Eu estava incerta do que iria fazer nesse momento, mas era necessário desde que conheci Oliver e Ray voltou, as coisas mudaram entre nós dois, não sinto aquela ansiedade de tê-lo para mim, como; ama-lo, ser completamente sua novamente. Era como se nossa química tivesse desaparecido.
— Não fale – pedi pressionando os lábios contra os seus, com gemido baixo ele correspondeu subindo suas mãos por dentro da minha camiseta branca, tirando-a sem muita dificuldade, deslizei a língua em sua boca procurando pela a sua, mas os toques ainda eram frios, o gosto do beijo não era mais o mesmo, pressionei meu corpo contra o dele como se nada fosse nos afastar, mas tal ato foi em vão, ele me correspondia à altura, mas meu corpo e minha mente não. Eu já não era mais a mesma Felicity que não podia vê-lo, que me jogaria nele como se nada mais me faltasse. Eu não era mais sua Ray.... – Desculpa – sai do seu colo deixando atordoado. Vesti minha camisa apressadamente, me sentindo de algum modo suja.
— Felicity o que diabos está acontecendo? – Questionou um pouco irritado bagunçando os cabelos com as mãos. – Até uma semana atrás estávamos perfeitamente bem em todos os sentidos, mas desde que voltei, você está agindo um pouco diferente a nós dois.
— Preciso de tempo, espaço ou algo do tipo, de fato as coisas mudaram, não me sinto a mesma – esclareci deixando-o chateado. – Sinto muito Ray, não posso transar com você sem sentir nada, eu me sentiria um lixo depois. – Fui clara.
— Encontrou outra pessoa? – Olhou em meus olhos com uma fina aflição. Devolvi o olhar insegura mais não poderia deixar escapar que um desconhecido estava me afetando internamente, isso não me fazia a melhor pessoa, mas também não seria a pior de todos.
— Não – menti sabendo que a verdade doeria para todos. – Mas como eu disse, preciso de espaço, eu acho melhor você ir embora. – Informei desviando o olhar do mesmo.
— Não precisa mais de espaço Felicity, acho que acabamos por aqui – Bufou irritado saindo pela a porta sem dizer qualquer outra palavra.
— Droga! Droga – esbravejei irritada subindo as escadas como um raio. – Por que não amar o Ray? Seria bem mais fácil, somos nerds, gostamos das mesmas coisas, ele é bom de cama, lindo, amoroso e acima de tudo amigo— listei exaltada pelo meu quarto jogando os sapatos para os lados amarrando meu cabelo em um coque desajeitado.
Em meio a toda minha frustração escuto o vidro da minha janela ser estalado por uma pedra o que me chamou atenção.

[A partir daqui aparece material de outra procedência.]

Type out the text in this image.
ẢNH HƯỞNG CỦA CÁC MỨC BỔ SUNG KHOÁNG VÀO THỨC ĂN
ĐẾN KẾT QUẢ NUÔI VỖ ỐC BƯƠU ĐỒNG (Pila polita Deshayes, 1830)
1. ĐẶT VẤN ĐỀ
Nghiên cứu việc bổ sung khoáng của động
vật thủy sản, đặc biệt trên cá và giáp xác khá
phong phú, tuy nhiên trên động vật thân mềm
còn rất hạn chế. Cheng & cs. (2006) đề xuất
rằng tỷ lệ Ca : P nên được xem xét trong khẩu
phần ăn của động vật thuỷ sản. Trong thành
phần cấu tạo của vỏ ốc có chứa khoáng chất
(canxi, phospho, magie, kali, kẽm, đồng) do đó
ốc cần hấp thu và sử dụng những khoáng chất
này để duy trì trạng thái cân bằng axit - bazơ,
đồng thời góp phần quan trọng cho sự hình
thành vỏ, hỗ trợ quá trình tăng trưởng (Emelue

Respirei fundo temendo que fosse Ray com algum tipo de ato romântico para me conquistar novamente ou Harry com algum ato de sadismo para terminar de me irritar pelo o resto da noite.
— Escuta aqui... – comecei abrindo a janela abruptamente. – Vai para o.... – parei de falar ao ver Oliver com as mãos nos bolsos de sua jaqueta preta. Seu olhar azul brilhava pela a claridade da lua, sua expressão era fechada apenas me observando com uma pantera negra. – Oliver.
— Acho que deixou cair isso na minha casa – afirmou puxando do bolso uma corrente com pequeno S como pingente representando família Smoak. Era da minha mãe. Passei a mão pelo meu pescoço sentindo o espaço vazio sobre minha pele.
— Ah! Sim – foi tudo que eu consegui pronunciar saindo da janela e correndo pelo o corredor em disparada até a porta da sala, antes que ele fosse embora com suas mudanças de humor. Abri a porta rapidamente, sua silhueta deslizou para perto, ele estendeu a corrente para mim. – Obrigado – murmurei com sorriso torto colocando-a de volta no meu pescoço.
— Não por isso – sussurrou olhando para os lados. – Bom preciso ir. Achei que fosse mesmo seu, já que foi a única a invadir minha propriedade. – Ralhou.
— Desculpe por isso – sorri me referindo a invasão.
Ele apenas me olhou com receio e girou sobre os calcanhares, eu queria falar algo para ele, algo que de fato chamasse sua atenção. Mas tudo que consegui fazer foi escorar-me no batente da porta observando-o se perde de vista entre as sombras.
[......]
Não consegui dormi, esse era um fato! Meus olhos queimavam, imploravam por descanso, minha cabeça latejava com os pensamentos a mil, minhas ideias todas embaralhadas. Eu me remexia na cama onde parecia ter espinhos, ao invés de um colchão macio, até Bene minha bola de pelos, decidiu pular da cama para dormir no tapete duro do quarto ao ter que dividir a cama comigo. Era o cúmulo de tudo.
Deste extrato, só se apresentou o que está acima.